Other PFKs around Quebec City also had to reduce their hours due to staff shortages. Radio-Canada reported that Olympus Foods is offering wages above the minimum, alongside flexible hours, to try to fix the problem. That’s a wise idea — managerial positions excluded, fast food jobs are often minimum wage and without tips, so it might encourage people not to flee to better-tipped or better-paying parts of the industry, or even to other industries.

Radio-Canada notes that the shortage varies between regions, with the Quebec City area being one problem area (a month ago, Le Journal de Québec highlighted a shortage of chefs and cooks in the city). Abitibi is another one — earlier this month, a McDonald’s in Val d’Or was forced shut due to a lack of staff.

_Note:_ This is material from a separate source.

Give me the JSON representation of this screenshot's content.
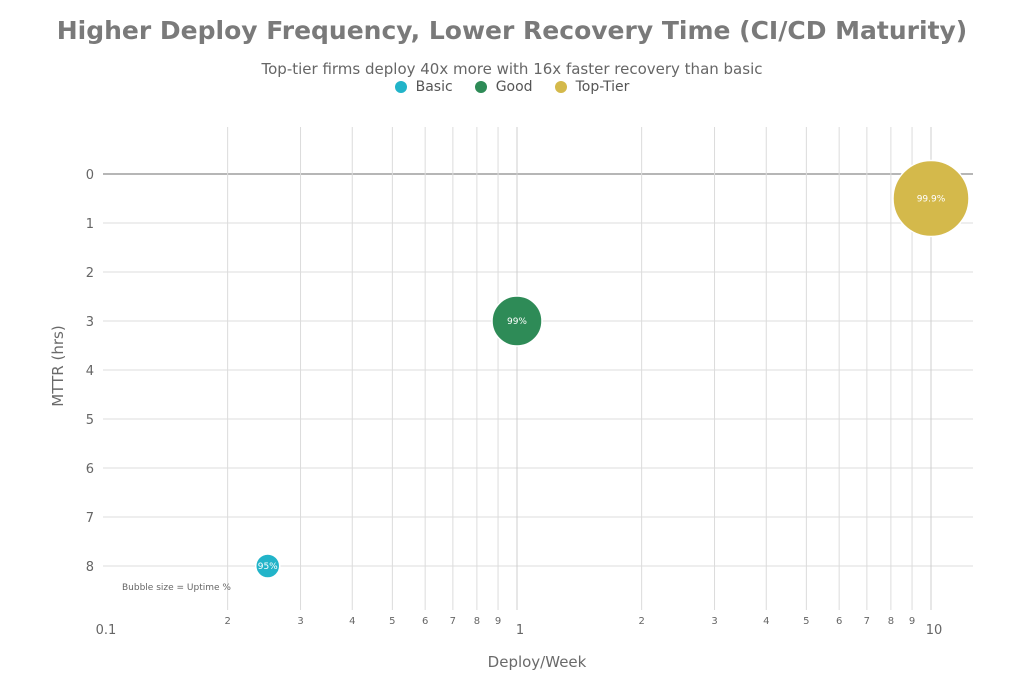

Martin Vézina, spokesperson for the Quebec Restaurant Association (ARQ), tell Eater that a lack of young staff is a particular problem, and that shortages are worst in kitchen jobs.

“When we see that waitstaff who earn $25 per hour while cooks earn $15 — this causes problems with workers in the kitchen, they say ‘hey, I’d rather work in the front’.”

Vézina says the problem is set to increase: by 2025, 8,000 restaurant jobs will go unfilled, rising to 18,000 empty jobs by 2035. He adds that at present, while the media focuses on staff shortages and closures in chain restaurants, the same problem exists for independent restaurants.

The situation is less acute in Montreal, for two reasons. First, the unemployment rate is higher than other parts of the province, and second, there are more immigrants in Montreal, who Vézina says are more inclined to pick up jobs in the restaurant sector, although Vézina warns that it will impact the city more in future.